There's a new (bench) boss in town.
Led by General Manager Craig MacTavish Monday at Rexall Place, the Oilers introduced Dallas Eakins as the club's new head coach. Replacing Ralph Krueger, who was relieved of his duties over the weekend, Eakins, 46, becomes the 12th in Oilers history.
"I coached against him two years ago when I was the head coach of the Chicago Wolves," MacTavish said. "I was impressed by his team and how well the team competed. They were ready to go right at the opening faceoff. I haven't seen a team that well prepared in a long time.
"He has all the great qualities you look for in a coach. He has great perspective and is unflappable under pressure. I'm extremely confident in this man's ability."
In four seasons as the head coach of the AHL's Toronto Marlies, Eakins strung together an impressive 157-114-41 record. In each of the past two seasons, the Baby Leafs advanced deep into he post-season and came oh-so close to winning it all in 2012.
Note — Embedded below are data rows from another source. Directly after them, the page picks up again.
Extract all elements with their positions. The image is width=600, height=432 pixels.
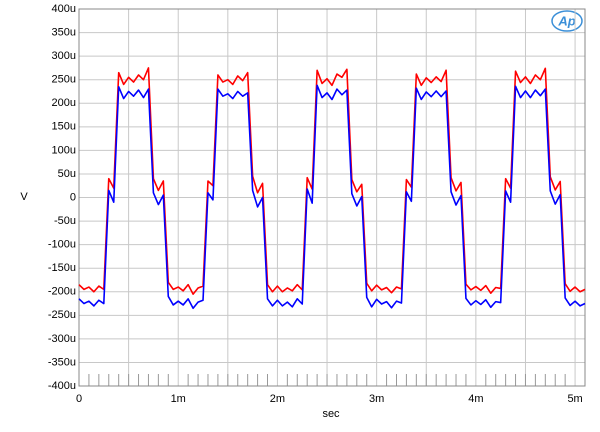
x-tick-label: 3m: [369, 393, 384, 405]
y-tick-label: -100u: [48, 239, 76, 251]
y-tick-label: -150u: [48, 262, 76, 274]
y-tick-label: 100u: [52, 144, 76, 156]
y-tick-label: 400u: [52, 3, 76, 15]
series-line: [78, 84, 586, 310]
y-tick-label: 200u: [52, 97, 76, 109]
y-tick-label: -300u: [48, 333, 76, 345]
x-tick-label: 4m: [468, 393, 483, 405]
y-axis-label: V: [20, 191, 28, 203]
x-axis-label: sec: [322, 408, 340, 420]
y-tick-label: 0: [70, 191, 76, 203]
y-tick-label: 150u: [52, 121, 76, 133]
x-tick-label: 0: [76, 393, 82, 405]
x-tick-label: 5m: [567, 393, 582, 405]
y-tick-label: -250u: [48, 309, 76, 321]
logo-ring: [551, 10, 583, 32]
y-tick-label: 50u: [58, 168, 76, 180]
logo: Ap: [557, 13, 575, 28]
y-tick-label: -200u: [48, 286, 76, 298]
plot-border: [78, 8, 586, 387]
y-tick-label: 300u: [52, 50, 76, 62]
y-tick-label: 250u: [52, 74, 76, 86]
y-tick-label: -50u: [54, 215, 76, 227]
x-tick-label: 2m: [270, 393, 285, 405]
y-tick-label: -350u: [48, 356, 76, 368]
y-tick-label: 350u: [52, 26, 76, 38]
y-tick-label: -400u: [48, 380, 76, 392]
x-tick-label: 1m: [171, 393, 186, 405]
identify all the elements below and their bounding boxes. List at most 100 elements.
"Winning is the bottom line," Eakins, who arrived in Edmonton early Monday morning with his wife, Ingrid and daughters, Cameron and Emerson, said in his opening address to local reporters. "From this moment forward, everything we do will have the final product in mind. We're going to put a plan in place to develop our young players to maximize their full potential. We will put a foundation in place to develop our future.
"This isn't about winning one game or one season. We're going to bring this organization back so that we're in the mix to win every single year. To do that, we're going to be committed to character, committed to a high fitness level and committed to the details of tactical hockey.
"But the No. 1 thing we're going to be committed to is competition. If you're going to play for the Edmonton Oilers, you're going to compete. That's how you win games in the NHL and that's how you get your organization better."
When it comes to the future of assistant coaches Kelly Buchberger and Steve Smith, Eakins said he wants to "get to know them" before making any decisions. Still, he expects to add at least one more body to help round out the staff.
"I've got to assess what's going on here," he said. "Kelly and Steve might be the best assistants in the NHL, but I don't know that. I've got to sit down with them and see how things go."
Before assuming the lead role behind the bench with the Marlies, Eakins was an assistant coach with the NHL's Maple Leafs from 2006 to 2008. Following the 2007-08 campaign, he spent one year as the Leafs' director of player development.
Eakins, a product of Dade City, Florida, spent 17 seasons as a player. Split between professional leagues, he played a total of 120 games in the National Hockey League, posting nine assists and 208 penalty minutes.
He retired after the 2003-04 season as captain of the AHL's Manitoba Moose.
Eakins, a defenceman, was drafted in the 10th round (208th overall) by the Washington Capitals in 1985
By all reports and with coaching vacancies in Vancouver, New York and Dallas, he had options across the League.
But, given the opportunity and tremendous wealth of young talent at his disposable, Eakins decided Edmonton was the best place to be. In helping Nazem Kadri, Jake Gardiner and more than a half dozen others graduate and become impact players with the Maple Leafs, he's hoping to do the same with the up-and-coming Oilers.
"When it came about, we looked at what would work for the family, but this was a hockey decision," Eakins said. "The pieces that are currently in place with this team excite me. We have the potential to do some special things. I kept right in with the other interviews because I wasn't sure what was going to happen, but it was a comfort level with the people and a real family atmosphere with this organization.
"My heart, my gut and my family told me that this was the right spot."